The long-term prognosis for PICS varies widely and depends on individual factors such as overall health, pre-existing conditions, age, and access to follow-up care. Some patients may fully recover and regain their pre-ICU level of functioning, while others may experience long-term physical, cognitive, or psychological impairments [53,56]. These impairments can significantly impact a person's quality of life and may require ongoing management and support. It is important to note that PICS research is relatively new, and further studies are ongoing to understand its prognosis, risk factors, and effective management strategies [56]. Therefore, a multidisciplinary medical team should evaluate each patient's prognosis individually to avoid potentially irreversible consequences.
Conclusion
This narrative review article highlights the significance of post-intensive care syndrome as a complex and multifaceted condition affecting patients undergoing ICU treatment. PICS encompasses a wide range of physical, cognitive, and psychological symptoms that can persist long after hospital discharge. Therefore, diagnosing PICS requires a comprehensive evaluation of symptoms and carefully assessing the patient's medical history. Prevention of PICS involves various strategies, including early mobilization, delirium management, and psychological support for both patients and their families. These interventions aim to mitigate the risk factors associated with PICS and promote recovery. Treatment strategies involve a multidisciplinary approach, targeting the specific symptoms experienced by each patient. Physical rehabilitation, cognitive therapy, and psychological counseling are commonly employed to address the functional impairments and psychological distress associated with PICS.
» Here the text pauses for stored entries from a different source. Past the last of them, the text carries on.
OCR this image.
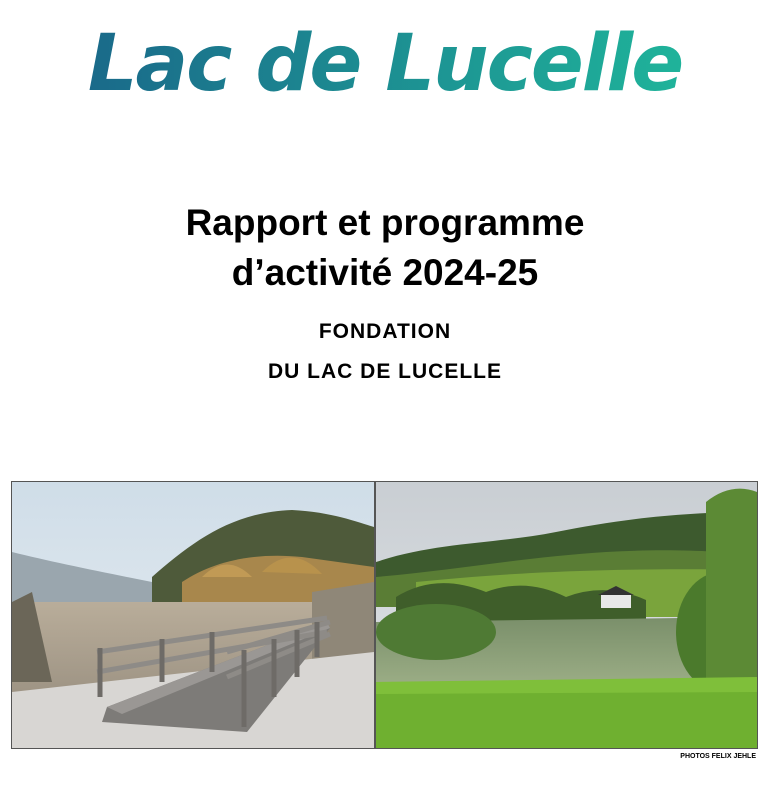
Lac de Lucelle
Rapport et programme
d’activité 2024-25
FONDATION
DU LAC DE LUCELLE
PHOTOS FELIX JEHLE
Despite the growing recognition of PICS, there is a need for further large-scale prospective studies to enhance our understanding of the condition, improve early detection, and enhance patient outcomes. Such studies would provide valuable insights into PICS's risk factors, pathophysiology, and long-term effects, ultimately guiding the development of more effective preventive and therapeutic interventions. In summary, PICS represents a significant challenge in critical care medicine, impacting ICU survivors' well-being and quality of life. Therefore, efforts to prevent and manage PICS should be intensified through collaborative research and the implementation of evidence-based interventions to improve patient outcomes and enhance their recovery journey.